I attempt to address these two challenges in my survey course by explicitly foregrounding questions of literary value—i.e., why it is that we value certain texts, and how these values shift over time. We spend some time on the first day of class discussing different ideas about why early American literature matters, and whenever possible over the course of the semester, I try to help them see the continuing relevance of key ideas and tropes (e.g., the roots of the discourse of American exceptionalism in John Winthrop’s “city on a hill”). Like I did last fall when I first participated in “Just Teach One,” I gave my students this term an opportunity to consider for themselves questions of literary value by designing a meta-critical assignment that asked them to think like literary historians. More specifically, I had them write an essay in which they made a case for the significance of St. Herbert by considering both how it is similar to other texts we had read and discussed and, just as crucially, what new insights it might contribute to our ongoing conversation about American literature and culture. Even though St. Herbert chronologically would fall early in the sequence of readings we cover in the survey, I made these papers due toward the end of the semester so that they would have plenty of material upon which they could draw. On the day the papers were due, we used what they had written as a starting point for a discussion in which we explored some of the ways in which St. Herbert anticipates and echoes some of the key themes and patterns we had encountered elsewhere.
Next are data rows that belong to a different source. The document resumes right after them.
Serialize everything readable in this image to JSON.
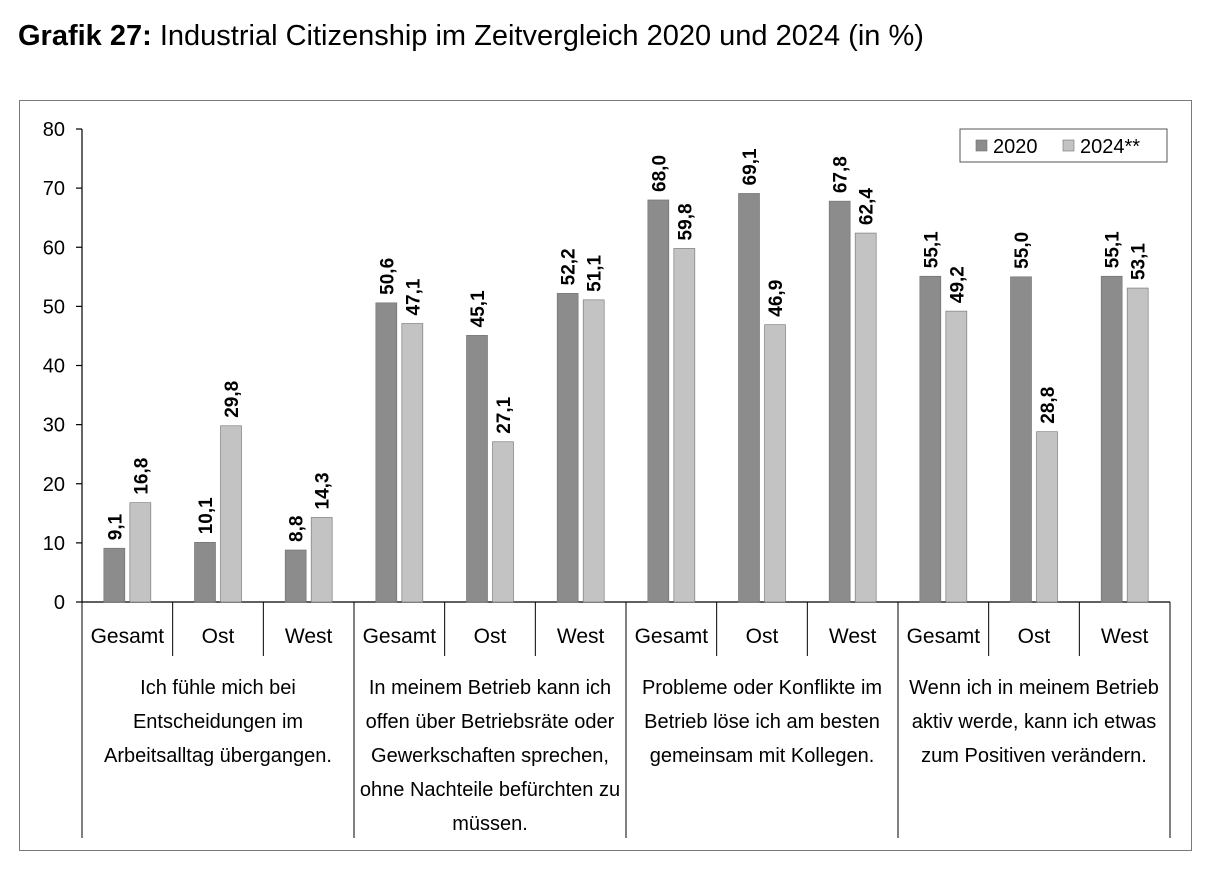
{
  "title": {
    "prefix": "Grafik 27:",
    "text": "Industrial Citizenship im Zeitvergleich 2020 und 2024 (in %)"
  },
  "chart_data": {
    "type": "bar",
    "title": "Industrial Citizenship im Zeitvergleich 2020 und 2024 (in %)",
    "ylim": [
      0,
      80
    ],
    "yticks": [
      0,
      10,
      20,
      30,
      40,
      50,
      60,
      70,
      80
    ],
    "legend_position": "top-right",
    "groups": [
      "Ich fühle mich bei Entscheidungen im Arbeitsalltag übergangen.",
      "In meinem Betrieb kann ich offen über Betriebsräte oder Gewerkschaften sprechen, ohne Nachteile befürchten zu müssen.",
      "Probleme oder Konflikte im Betrieb löse ich am besten gemeinsam mit Kollegen.",
      "Wenn ich in meinem Betrieb aktiv werde, kann ich etwas zum Positiven verändern."
    ],
    "group_lines": [
      [
        "Ich fühle mich bei",
        "Entscheidungen im",
        "Arbeitsalltag übergangen."
      ],
      [
        "In meinem Betrieb kann ich",
        "offen über Betriebsräte oder",
        "Gewerkschaften sprechen,",
        "ohne Nachteile befürchten zu",
        "müssen."
      ],
      [
        "Probleme oder Konflikte im",
        "Betrieb löse ich am besten",
        "gemeinsam mit Kollegen."
      ],
      [
        "Wenn ich in meinem Betrieb",
        "aktiv werde, kann ich etwas",
        "zum Positiven verändern."
      ]
    ],
    "categories": [
      "Gesamt",
      "Ost",
      "West",
      "Gesamt",
      "Ost",
      "West",
      "Gesamt",
      "Ost",
      "West",
      "Gesamt",
      "Ost",
      "West"
    ],
    "series": [
      {
        "name": "2020",
        "color": "#8c8c8c",
        "values": [
          9.1,
          10.1,
          8.8,
          50.6,
          45.1,
          52.2,
          68.0,
          69.1,
          67.8,
          55.1,
          55.0,
          55.1
        ],
        "labels": [
          "9,1",
          "10,1",
          "8,8",
          "50,6",
          "45,1",
          "52,2",
          "68,0",
          "69,1",
          "67,8",
          "55,1",
          "55,0",
          "55,1"
        ]
      },
      {
        "name": "2024**",
        "color": "#c3c3c3",
        "values": [
          16.8,
          29.8,
          14.3,
          47.1,
          27.1,
          51.1,
          59.8,
          46.9,
          62.4,
          49.2,
          28.8,
          53.1
        ],
        "labels": [
          "16,8",
          "29,8",
          "14,3",
          "47,1",
          "27,1",
          "51,1",
          "59,8",
          "46,9",
          "62,4",
          "49,2",
          "28,8",
          "53,1"
        ]
      }
    ]
  }
}
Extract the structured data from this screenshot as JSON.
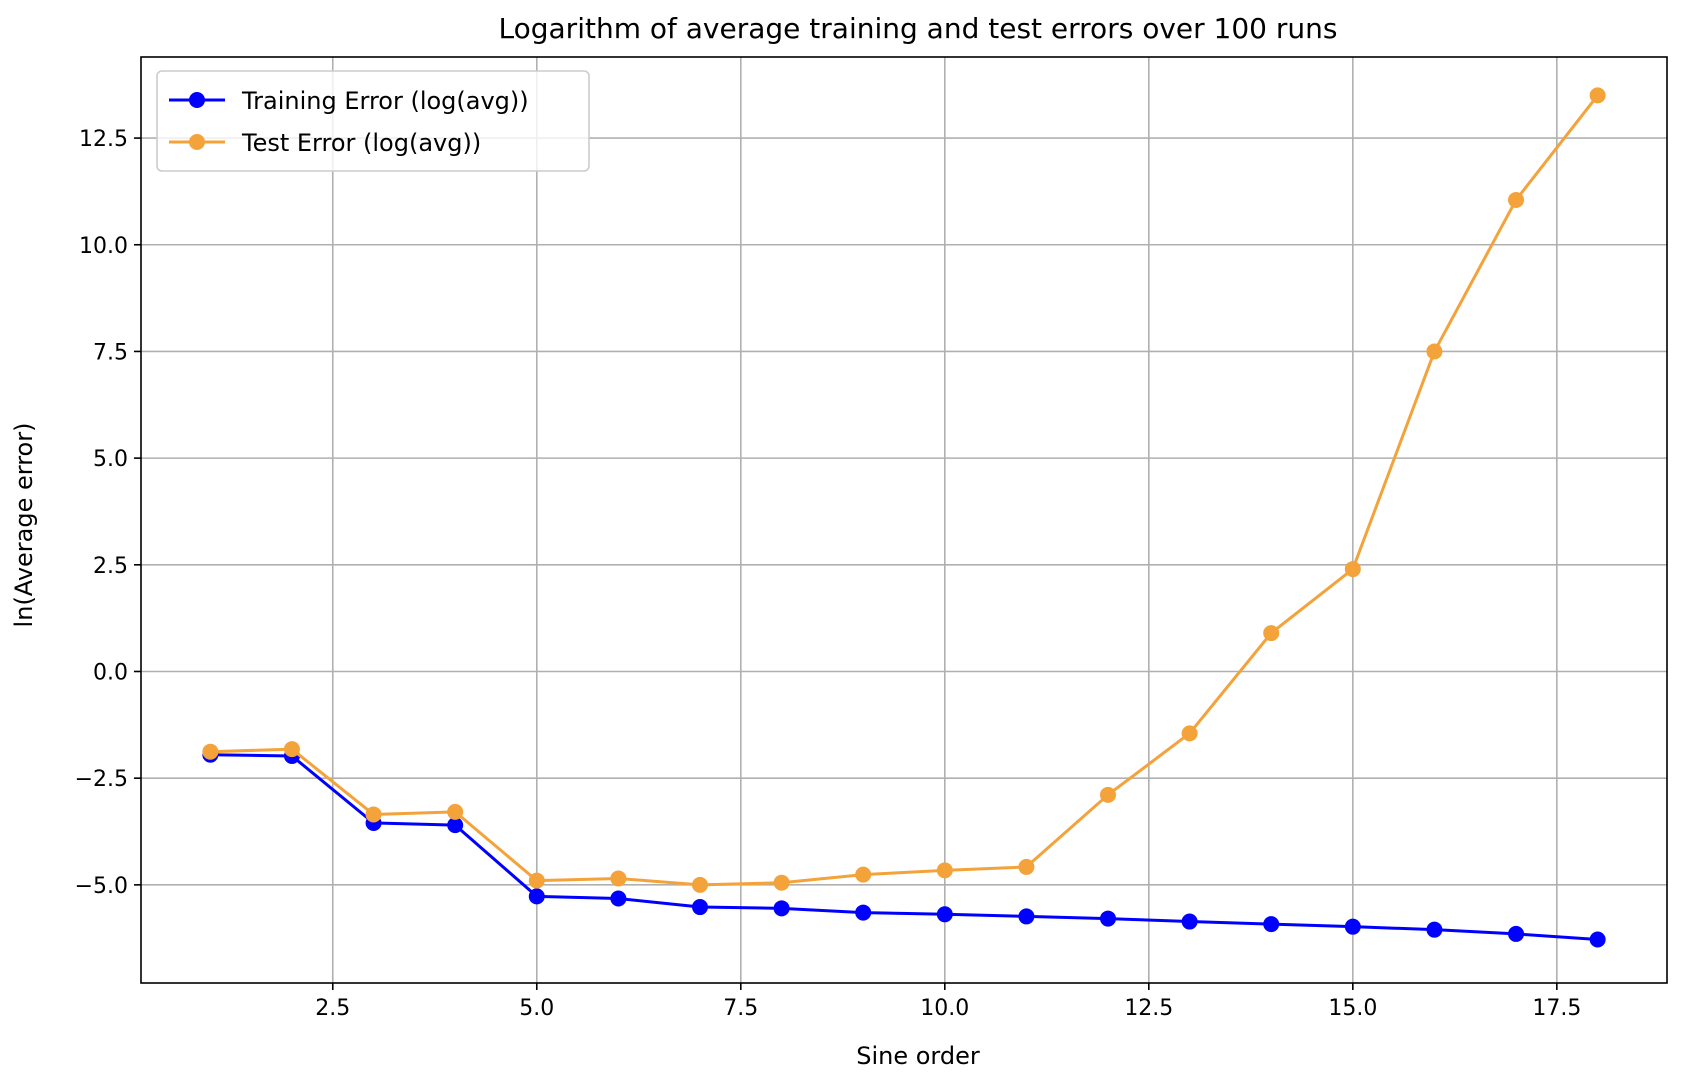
{
  "chart_data": {
    "type": "line",
    "title": "Logarithm of average training and test errors over 100 runs",
    "xlabel": "Sine order",
    "ylabel": "ln(Average error)",
    "xlim": [
      0.15,
      18.85
    ],
    "ylim": [
      -7.3,
      14.4
    ],
    "xticks": [
      2.5,
      5.0,
      7.5,
      10.0,
      12.5,
      15.0,
      17.5
    ],
    "xtick_labels": [
      "2.5",
      "5.0",
      "7.5",
      "10.0",
      "12.5",
      "15.0",
      "17.5"
    ],
    "yticks": [
      -5.0,
      -2.5,
      0.0,
      2.5,
      5.0,
      7.5,
      10.0,
      12.5
    ],
    "ytick_labels": [
      "−5.0",
      "−2.5",
      "0.0",
      "2.5",
      "5.0",
      "7.5",
      "10.0",
      "12.5"
    ],
    "grid": true,
    "legend_position": "top-left",
    "x": [
      1,
      2,
      3,
      4,
      5,
      6,
      7,
      8,
      9,
      10,
      11,
      12,
      13,
      14,
      15,
      16,
      17,
      18
    ],
    "series": [
      {
        "name": "Training Error (log(avg))",
        "color": "#0000ff",
        "marker": "circle",
        "values": [
          -1.95,
          -1.98,
          -3.55,
          -3.6,
          -5.27,
          -5.32,
          -5.52,
          -5.55,
          -5.65,
          -5.69,
          -5.74,
          -5.79,
          -5.86,
          -5.92,
          -5.98,
          -6.05,
          -6.15,
          -6.28
        ]
      },
      {
        "name": "Test Error (log(avg))",
        "color": "#f4a23a",
        "marker": "circle",
        "values": [
          -1.88,
          -1.82,
          -3.35,
          -3.29,
          -4.9,
          -4.85,
          -5.0,
          -4.95,
          -4.76,
          -4.66,
          -4.58,
          -2.89,
          -1.45,
          0.9,
          2.4,
          7.5,
          11.05,
          13.5
        ]
      }
    ]
  }
}
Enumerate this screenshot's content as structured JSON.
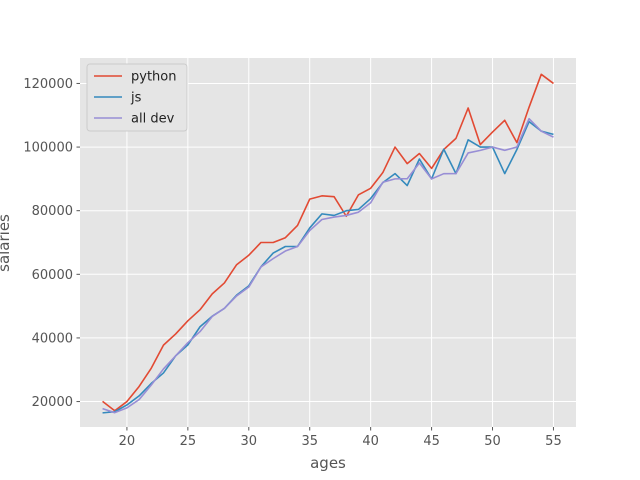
{
  "chart_data": {
    "type": "line",
    "xlabel": "ages",
    "ylabel": "salaries",
    "xlim": [
      16.15,
      56.85
    ],
    "ylim": [
      12000,
      128000
    ],
    "xticks": [
      20,
      25,
      30,
      35,
      40,
      45,
      50,
      55
    ],
    "yticks": [
      20000,
      40000,
      60000,
      80000,
      100000,
      120000
    ],
    "xtick_labels": [
      "20",
      "25",
      "30",
      "35",
      "40",
      "45",
      "50",
      "55"
    ],
    "ytick_labels": [
      "20000",
      "40000",
      "60000",
      "80000",
      "100000",
      "120000"
    ],
    "grid": true,
    "legend_position": "upper-left",
    "x": [
      18,
      19,
      20,
      21,
      22,
      23,
      24,
      25,
      26,
      27,
      28,
      29,
      30,
      31,
      32,
      33,
      34,
      35,
      36,
      37,
      38,
      39,
      40,
      41,
      42,
      43,
      44,
      45,
      46,
      47,
      48,
      49,
      50,
      51,
      52,
      53,
      54,
      55
    ],
    "series": [
      {
        "name": "python",
        "color": "#e24a33",
        "values": [
          20046,
          17100,
          20000,
          24744,
          30500,
          37732,
          41247,
          45372,
          48876,
          53850,
          57287,
          63016,
          65998,
          70003,
          70000,
          71496,
          75370,
          83640,
          84666,
          84392,
          78254,
          85000,
          87038,
          91991,
          100000,
          94796,
          97962,
          93302,
          99240,
          102736,
          112285,
          100771,
          104708,
          108423,
          101407,
          112542,
          122870,
          120000
        ]
      },
      {
        "name": "js",
        "color": "#348abd",
        "values": [
          16446,
          16791,
          18942,
          21780,
          25704,
          29000,
          34372,
          37810,
          43515,
          46823,
          49293,
          53437,
          56373,
          62375,
          66674,
          68745,
          68746,
          74583,
          79000,
          78508,
          79996,
          80403,
          83820,
          88833,
          91660,
          87892,
          96243,
          90000,
          99313,
          91660,
          102264,
          100000,
          100000,
          91660,
          99240,
          108000,
          105000,
          104000
        ]
      },
      {
        "name": "all dev",
        "color": "#988ed5",
        "values": [
          17784,
          16500,
          18012,
          20628,
          25206,
          30252,
          34368,
          38496,
          42000,
          46752,
          49320,
          53200,
          56000,
          62316,
          64928,
          67317,
          68748,
          73752,
          77232,
          78000,
          78508,
          79536,
          82488,
          88935,
          90000,
          90056,
          95000,
          90000,
          91633,
          91660,
          98150,
          98964,
          100000,
          98988,
          100000,
          108923,
          105000,
          103117
        ]
      }
    ]
  }
}
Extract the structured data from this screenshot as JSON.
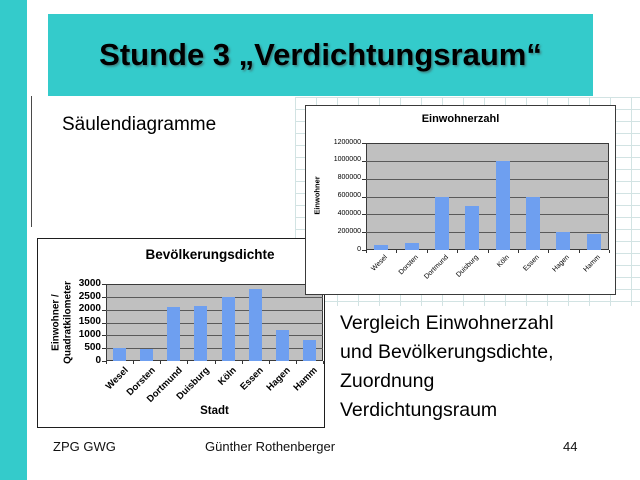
{
  "slide": {
    "title": "Stunde 3 „Verdichtungsraum“",
    "subtitle": "Säulendiagramme",
    "body_text": "Vergleich Einwohnerzahl\nund Bevölkerungsdichte,\nZuordnung\nVerdichtungsraum",
    "footer": {
      "left": "ZPG GWG",
      "center": "Günther Rothenberger",
      "page_number": "44"
    },
    "colors": {
      "accent_teal": "#34cbcb",
      "bar_blue": "#6e9ff0",
      "plot_gray": "#c0c0c0"
    }
  },
  "chart_data": [
    {
      "type": "bar",
      "title": "Einwohnerzahl",
      "ylabel": "Einwohner",
      "xlabel": "",
      "categories": [
        "Wesel",
        "Dorsten",
        "Dortmund",
        "Duisburg",
        "Köln",
        "Essen",
        "Hagen",
        "Hamm"
      ],
      "values": [
        60000,
        80000,
        590000,
        490000,
        1000000,
        590000,
        200000,
        180000
      ],
      "ylim": [
        0,
        1200000
      ],
      "yticks": [
        0,
        200000,
        400000,
        600000,
        800000,
        1000000,
        1200000
      ],
      "grid": true,
      "legend": "none",
      "bar_color": "#6e9ff0",
      "plot_bg": "#c0c0c0"
    },
    {
      "type": "bar",
      "title": "Bevölkerungsdichte",
      "ylabel": "Einwohner /\nQuadratkilometer",
      "xlabel": "Stadt",
      "categories": [
        "Wesel",
        "Dorsten",
        "Dortmund",
        "Duisburg",
        "Köln",
        "Essen",
        "Hagen",
        "Hamm"
      ],
      "values": [
        500,
        480,
        2100,
        2150,
        2500,
        2800,
        1200,
        800
      ],
      "ylim": [
        0,
        3000
      ],
      "yticks": [
        0,
        500,
        1000,
        1500,
        2000,
        2500,
        3000
      ],
      "grid": true,
      "legend": "none",
      "bar_color": "#6e9ff0",
      "plot_bg": "#c0c0c0"
    }
  ]
}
We had spent a couple of weeks earlier in the semester looking at the rhetoric surrounding Indian Removal and the trope of the “Vanishing Indian,” so I wasn’t surprised that a number of students chose to focus in their papers and our subsequent discussion on Ludono. One student pointed out how the novel rather surprisingly grants Ludono “the authority to define the religious framework” of his interactions with St. Herbert, noting, for example, the significance of the episode with the Spirit of the Lake, as well as the fact that when the two characters first meet, Ludono corrects St. Herbert’s mistaken assumption that he “goest [to the mountain] to pay homage to the new moon,” using the misunderstanding as an occasion to teach his white companion about his beliefs (26). Ludono thus, this student suggested, may be a more challenging figure than he first appears. Other students took our conversation in different, equally productive directions. A few focused on how the novel’s portrayal of companionate marriage and of St. Herbert’s rejection of hereditary privilege in favor of self-determination (both represented in positive terms, but also as a source of pain and suffering) would seem to correspond to the sense of promise and anxiety that accompanied the new nation’s struggle to define itself as independent from European traditions and monarchical rule. A third issue that came up in student papers and during our discussion was St. Herbert’s depiction of solitude in nature, with one student going as far to read the novel’s titular melancholy hermit as the antitype of Thoreau at Walden Pond.
As fascinating as these different avenues of inquiry were, I was also struck by what got left out of the conversation. My students, for instance, didn’t ultimately have much to say about the novel’s use of gothic and sentimental conventions. We touch on both of those genres during the course of the semester, though perhaps not to the extent that we could. Indeed, given how much my students seemed to get out of our discussion of St. Herbert, it occurs to me that it might make sense to cut some of the non-fiction we read in the course (especially in the first part of the semester) in order to make room for more early examples of fiction, and for a more sustained investigation of the relationship between generic conventions and the different types of cultural work that texts from the period performed.
In short, I’d say that I have come to see participating in “Just Teach One” as useful not just because it provides me with an excuse to incorporate a new text into an already overstuffed calendar of readings, but because it allows me and my students to interrogate our sometimes unexamined assumptions about literary value. Although my assignment isn’t perfect (and I’ll no doubt tinker with it if I choose to assign something like it again), it gives me a chance to survey the terrain of my early American survey, to reflect on what my students are learning and where there might be gaps I could address in future iterations of the course. I should also add that this assignment yields relatively interesting and original essays (at the risk of sounding glib, there are only so many term papers I can read about Hawthorne’s vexed relationship with his Puritan ancestors, no matter how well-written those papers may be). For those reasons, I hope to “Just Teach One” again in the future, as I continue to rethink what it means to teach an undergraduate survey and how I can make the course more meaningful for my students.